3.2 Impediments to Implementation

Concrete implementations

The architecture needs to be realised in one or more concrete implementations. Proposals for MIME- and SGML- based implementations have been prepared as well as a discussion of the architecture in a distributed object environment based on CORBA.

Registration

A registry agency for metadata object types needs to be established. Early implementation pilot projects should not be hampered by the lack of such an agency, but as more metadata sets are elaborated by various stakeholders, a formal means for managing changes will be important.

3.3 Moving Forward

The Warwick Framework was enthusiastically welcomed at the workshop as a practical approach to the effective integration of metadata into a global information infrastructure. The realization of such an architecture will require great effort on many fronts, in many communities. The great hope is that the consensus achieved at this meeting will have provided the foundation for coordination, and sufficient freedom in the proposed architecture to allow progress without an undue burden of close coordination.

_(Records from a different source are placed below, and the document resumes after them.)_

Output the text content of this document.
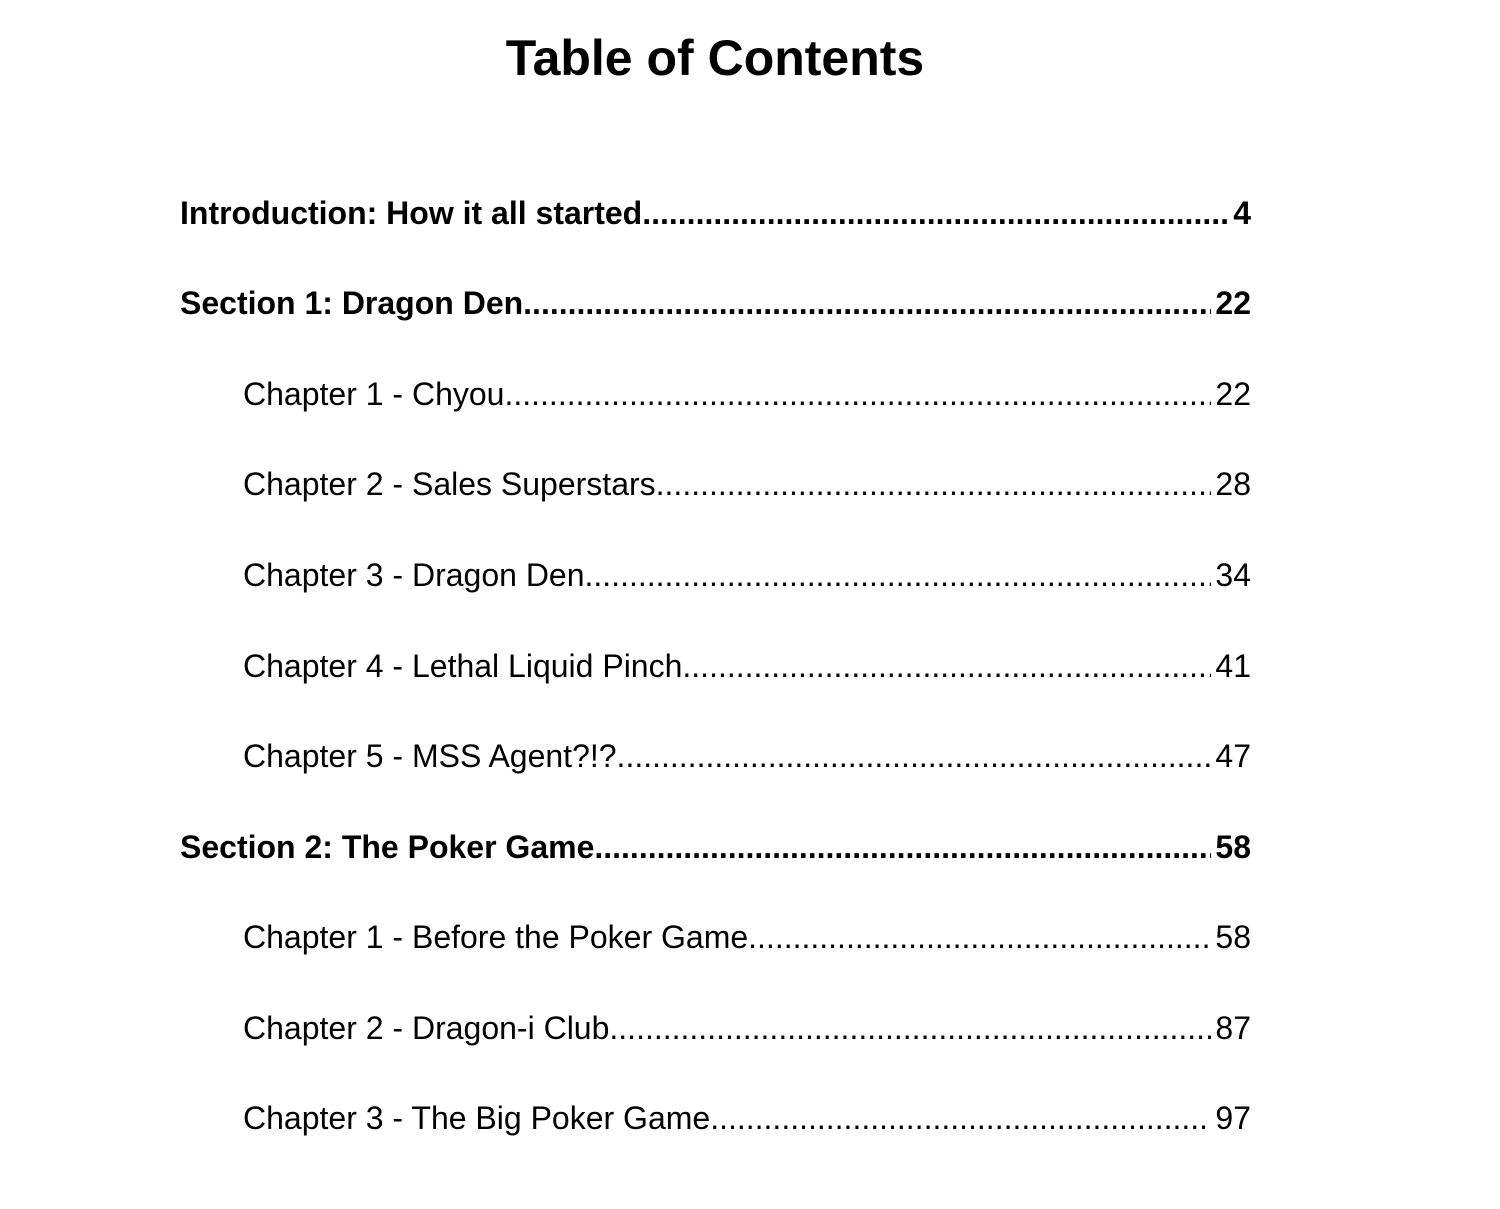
Table of Contents
Introduction: How it all started .....	4
Section 1: Dragon Den .....	22
Chapter 1 - Chyou .....	22
Chapter 2 - Sales Superstars .....	28
Chapter 3 - Dragon Den .....	34
Chapter 4 - Lethal Liquid Pinch .....	41
Chapter 5 - MSS Agent?!? .....	47
Section 2: The Poker Game .....	58
Chapter 1 - Before the Poker Game .....	58
Chapter 2 - Dragon-i Club .....	87
Chapter 3 - The Big Poker Game .....	97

The following working papers address aspects of the Warwick Framework more fully:

The Warwick Framework: a container architecture for aggregating metadata objects (Carl Lagoze and Clifford Lynch, and Ron Daniel)
An overview of the Warwick Framework Architecture.
A discussion of a distributed object implementation of the architecture. A MIME implementation for the Warwick Framework (Jon Knight and Martin Hamilton)
A proposal for a concrete MIME implementation of the container architecture.
A syntaxfor Dublin Core Metadata (Lou Burnard, Eric Miller, Liam Quin, C.M. Sperberg-McQueen)
Includes a proposal for a concrete SGML implementation of the Warwick Framework.

4. Moving Forward: Proposals and Actions

Conferees left Warwick convinced that significant progress had been made in important areas. This conviction is corroborated by the rapid appearance of a number of documents supporting key decisions and recommendations.

The consensus concerning embedding metadata in HTML reached at the W3C workshop on Distributed Indexing and Searching LINK provides an encouraging impetus to rapid deployment of richer resource description techniques on the Web along the lines developed in the Warwick Workshop.

The recent appearance of a Dublin Core implementation based on these developments LINK TO A.P. Miller's Archeology Project is an promising indicator of the need and demand for better resource description on the Net, and the speed with which such ideas can be promulgated with the strength of community concensus and a clear direction for development.

It is hoped that the Warwick Workshop will prove to have galvanized such a consensus and provided an important signpost for the development of more effective networked resource description.

5. References and Bibliography

A Syntax for Dublin Core Metadata (Lou Burnard, Eric Miller, Liam Quin, C.M. Sperberg-McQueen)
A proposal for a concrete SGML implementation of the Warwick Framework.
On Information factoring in Dublin metadata records (C.M. Sperberg-McQueen)
The Warwick Framework: a container architecture for aggregating metadata objects(Carl Lagoze and other, CLifford Lynch, and Ron Daniel)
A MIME implementation for the Warwick Framework (Jon Knight and Martin Hamilton)
Report on Distributed Indexing Workgroup....Embedding Metadata
W3C Distributed Indexing Workshop Link
Guidelines for the preparation of Dublin Core metadata / Warwick Framework containers (John Kunze and Others)

Acknowledgements

The authors are indebted to many organizations and individuals that paved the way for this work and contributed substantively to the success achieved.

Hazel Gott, whose able organizational skills provided a superb working environment conducive to our task, and whose amiable hospitality made us all feel more at home.
UKOLN and OCLC, for providing staff time for organization and travel support for many attendees.
JISC for their support of UKOLN's MODELS project through which UK conferee attendance was supported.
CNRI and ERCIM, whose contribution of staff time and effort was a key factor in bringing together the ideas and people that made the workshop a success.
Finally, and most importantly, the attendees of this workshop, whose good faith and committment to progress during and after the workshop are the bedrock on which this effort is founded.